Hello Australia!! - UK Tories don't exactly deny accusations of planning to privatize the National Health Service - Trump's own Justice Department debunks his favorite talking points - A country reportedly cancels Eurovision due to homophobia - And more in your CareerSpot Global News Briefs:

A Bangladeshi court handed seven death sentences to the terrorists who killed 22 people in a notorious cafe massacre in 2016.  The defendants - members of local terrorist group Jamaat-ul-Mujahideen Bangladesh (JMB), and believed to be at least affiliated with the so-called Islamic State - attacked the Holey Artisan cafe in a twelve hour siege in an international district in the capital Dhaka.  The victims were predominantly Italian and Japanese.  Since the attack, the government has launched an intense crackdown on Islamist groups.

The fight against Ebola in the DR Congo took another hit:  Angry residents stormed a UN peacekeepers camp to protest a fatal militia attacks on civilians.  It forced the UN World Health Organization (WHO) to temporarily evacuated 49 out of 127 workers; UNICEF also pulled 27 staff, leaving only a dozen in Kivu, the city in the heart of the Ebola outbreak.  WHO's director general Tedros Adhanom Ghebreyesus said that every violent incident is a “tragedy” that prolongs the second worst outbreak of the disease ever recorded.

Jeremy Corbyn has got the proof, he says, showing the UK Conservative party plans to serve up the National Health to American profiteers.  "The uncensored documents leave Boris Johnson's denials in absolute tatters," Corbyn said while revealing the leaked documents in London. "We have now got evidence that under (prime minister) Boris Johnson the NHS is on the table and will be up for sale.  He tried to cover it up in a secret agenda and today it has been exposed."  The documents show how prescription drug prices will shoot up in price by thousands of Pounds because US big pharmaceutical companies have demanded "total access" to the consumer market in post-Brexit trade talks.  Currently, the NHS (National Health Service) negotiates with the companies to keep those prices way down.  The Tories didn't deny the authenticity of the papers, but played them down as readouts from meetings of the UK-US trade and investment working group.

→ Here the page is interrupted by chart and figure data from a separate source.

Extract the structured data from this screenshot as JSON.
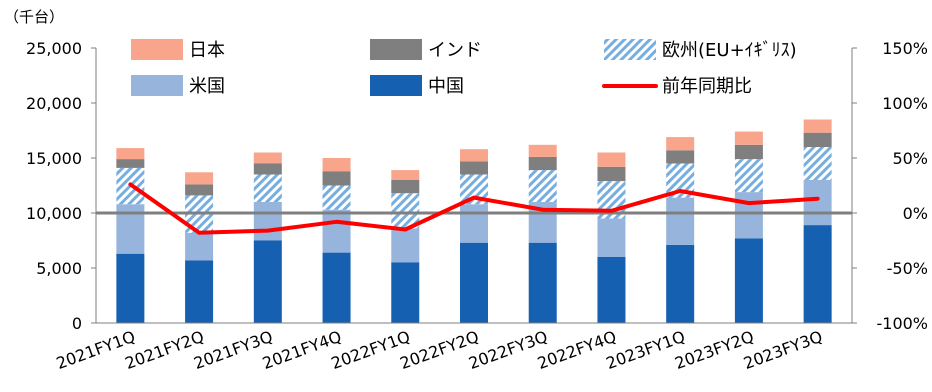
{
  "chart_data": {
    "type": "bar",
    "stacked": true,
    "unit_label": "（千台）",
    "categories": [
      "2021FY1Q",
      "2021FY2Q",
      "2021FY3Q",
      "2021FY4Q",
      "2022FY1Q",
      "2022FY2Q",
      "2022FY3Q",
      "2022FY4Q",
      "2023FY1Q",
      "2023FY2Q",
      "2023FY3Q"
    ],
    "series": [
      {
        "name": "中国",
        "color": "#1560b0",
        "pattern": "solid",
        "values": [
          6300,
          5700,
          7500,
          6400,
          5500,
          7300,
          7300,
          6000,
          7100,
          7700,
          8900
        ]
      },
      {
        "name": "米国",
        "color": "#97b5dc",
        "pattern": "solid",
        "values": [
          4500,
          2500,
          3500,
          3900,
          3100,
          3500,
          3700,
          3500,
          4300,
          4200,
          4100
        ]
      },
      {
        "name": "欧州(EU+ｲｷﾞﾘｽ)",
        "color": "#77aee0",
        "pattern": "hatch",
        "values": [
          3300,
          3400,
          2500,
          2200,
          3200,
          2700,
          2900,
          3400,
          3100,
          3000,
          3000
        ]
      },
      {
        "name": "インド",
        "color": "#7f7f7f",
        "pattern": "solid",
        "values": [
          800,
          1000,
          1000,
          1300,
          1200,
          1200,
          1200,
          1300,
          1200,
          1300,
          1300
        ]
      },
      {
        "name": "日本",
        "color": "#f8a58b",
        "pattern": "solid",
        "values": [
          1000,
          1100,
          1000,
          1200,
          900,
          1100,
          1100,
          1300,
          1200,
          1200,
          1200
        ]
      }
    ],
    "line_series": {
      "name": "前年同期比",
      "color": "#ff0000",
      "axis": "right",
      "values": [
        26,
        -18,
        -16,
        -8,
        -15,
        14,
        3,
        2,
        20,
        9,
        13
      ]
    },
    "left_axis": {
      "ylim": [
        0,
        25000
      ],
      "ticks": [
        "0",
        "5,000",
        "10,000",
        "15,000",
        "20,000",
        "25,000"
      ],
      "tick_values": [
        0,
        5000,
        10000,
        15000,
        20000,
        25000
      ]
    },
    "right_axis": {
      "ylim": [
        -100,
        150
      ],
      "ticks": [
        "-100%",
        "-50%",
        "0%",
        "50%",
        "100%",
        "150%"
      ],
      "tick_values": [
        -100,
        -50,
        0,
        50,
        100,
        150
      ]
    },
    "legend": {
      "placement": "top",
      "items": [
        {
          "label": "日本",
          "color": "#f8a58b",
          "kind": "box"
        },
        {
          "label": "インド",
          "color": "#7f7f7f",
          "kind": "box"
        },
        {
          "label": "欧州(EU+ｲｷﾞﾘｽ)",
          "color": "#77aee0",
          "kind": "hatch"
        },
        {
          "label": "米国",
          "color": "#97b5dc",
          "kind": "box"
        },
        {
          "label": "中国",
          "color": "#1560b0",
          "kind": "box"
        },
        {
          "label": "前年同期比",
          "color": "#ff0000",
          "kind": "line"
        }
      ]
    }
  }
}
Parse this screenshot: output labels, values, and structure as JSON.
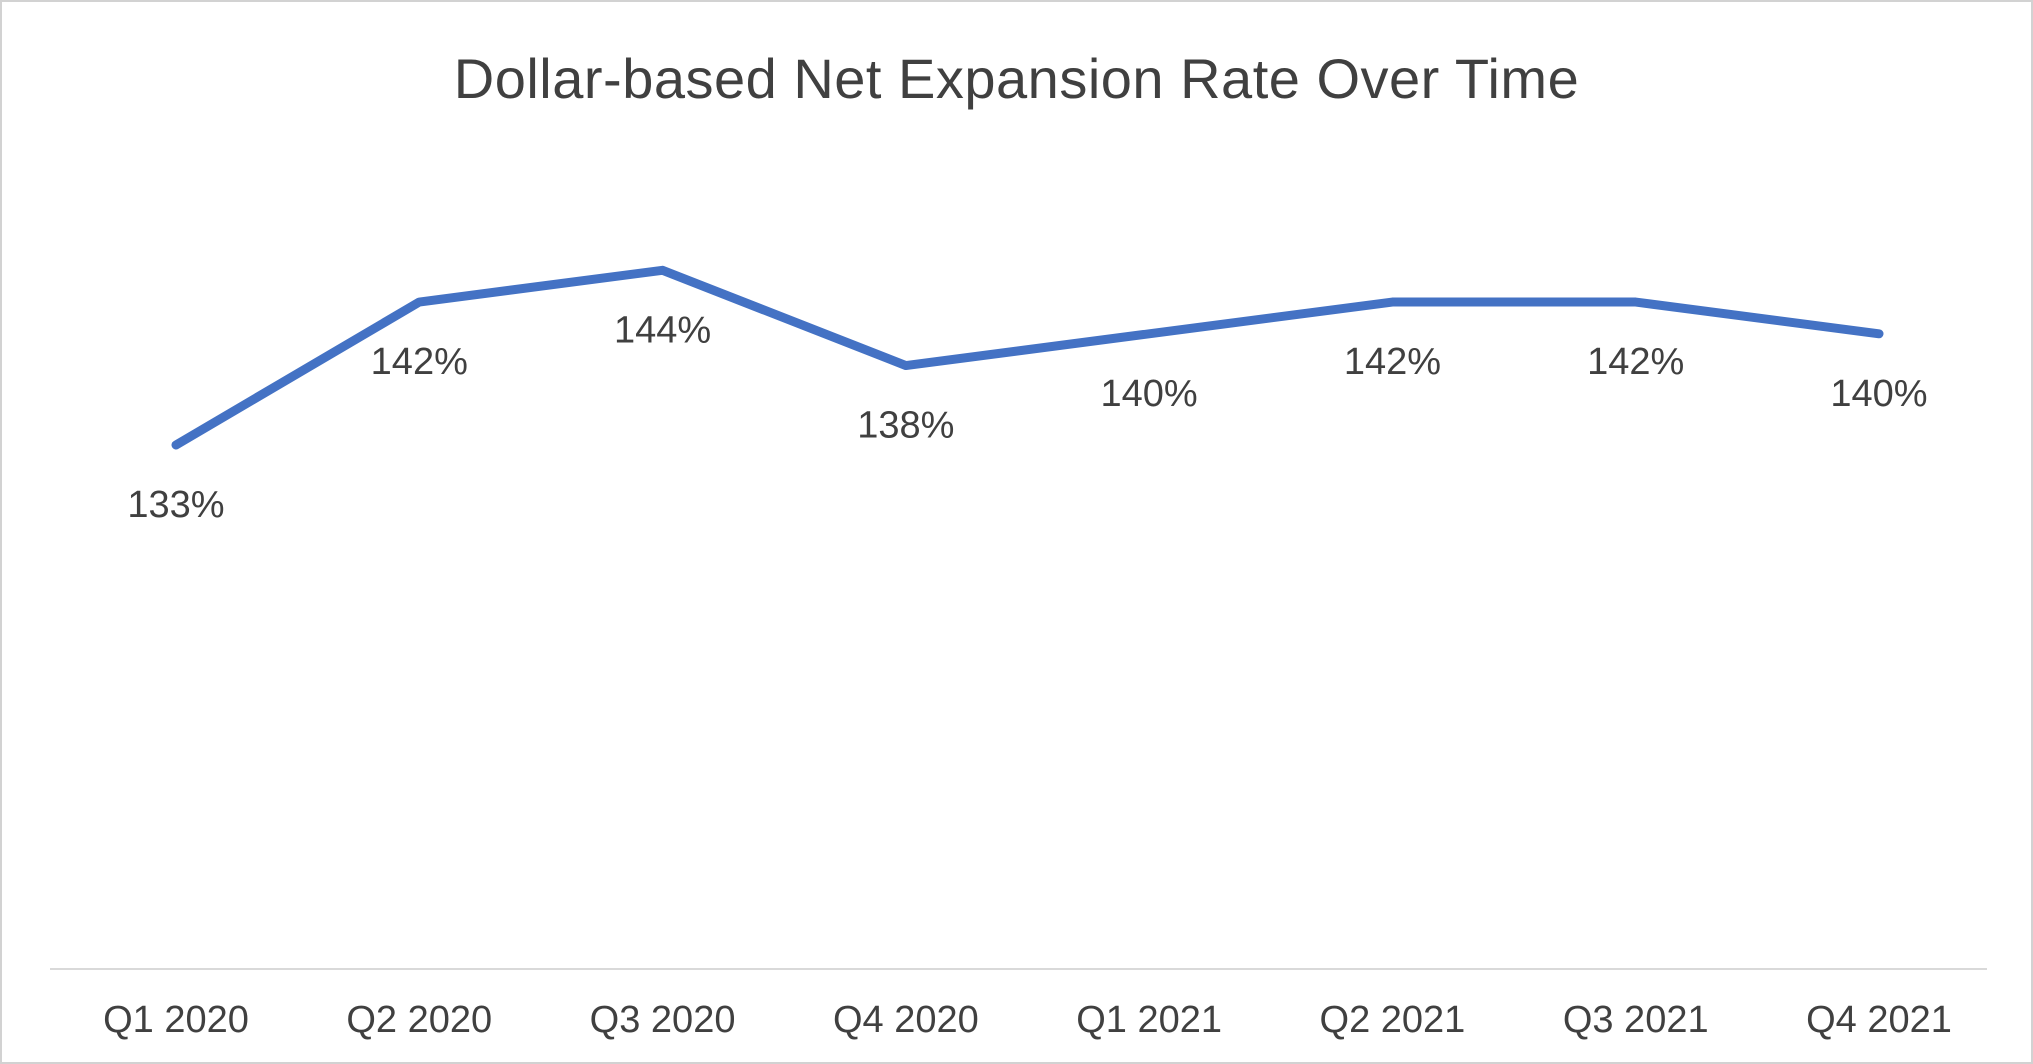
{
  "chart_data": {
    "type": "line",
    "title": "Dollar-based Net Expansion Rate Over Time",
    "categories": [
      "Q1 2020",
      "Q2 2020",
      "Q3 2020",
      "Q4 2020",
      "Q1 2021",
      "Q2 2021",
      "Q3 2021",
      "Q4 2021"
    ],
    "series": [
      {
        "name": "Dollar-based Net Expansion Rate",
        "values": [
          133,
          142,
          144,
          138,
          140,
          142,
          142,
          140
        ]
      }
    ],
    "data_labels": [
      "133%",
      "142%",
      "144%",
      "138%",
      "140%",
      "142%",
      "142%",
      "140%"
    ],
    "xlabel": "",
    "ylabel": "",
    "ylim": [
      100,
      150
    ],
    "y_axis_visible": false,
    "grid": false,
    "legend": "none",
    "line_color": "#4472C4",
    "text_color": "#404040",
    "axis_line_color": "#d9d9d9"
  }
}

An internal review has blown away some of Donald Trump's favorite talking points:  The US Justice Department did not try to put implants in nor spy on Trump's 2016 presidential campaign, as he as repeatedly alleged.  The New York Times reports that the review also determined that the FBI didn't act in a politically motivated manner when seeking to wiretap then-Trump campaign aide Carter Page.  Both Trump and his Attorney General William Barr have repeated these allegations, but this document will put that and other allegations to rest.

Hungary will not participate in next year's Eurovision contest.  And although there was no official reason given, the speculation is that the contest is just "too gay" for the hyper-conservative nation led by far-right autocrat Viktor Orban.  The government has been barfing up more homophobic statements recently; Orban has been promoting a "family first" policy that explicity excludes same-sex couples; and earlier this year, a pro-Orban television commentator referred to Eurovision as "a homosexual flotilla".  

A Swiss real estate mogul has bought up a bunch of nazi memorabilia - including Hitler's top hat - to keep the items out of the hands of neo-nazi scum.  "I wanted to make sure that these pieces wouldn't fall into bad hands, to the wrong side of the story, so I decided to buy them," said Abdallah Chatila, born a Lebanese Christian.  Mr, Chatila plays down the purchase, but doing the right thing came with a price tag of about one million dollars (Australian), so good on him.  He plans to donate the items to a Jewish organization called the Keren Hayesod-United Israel Appeal group.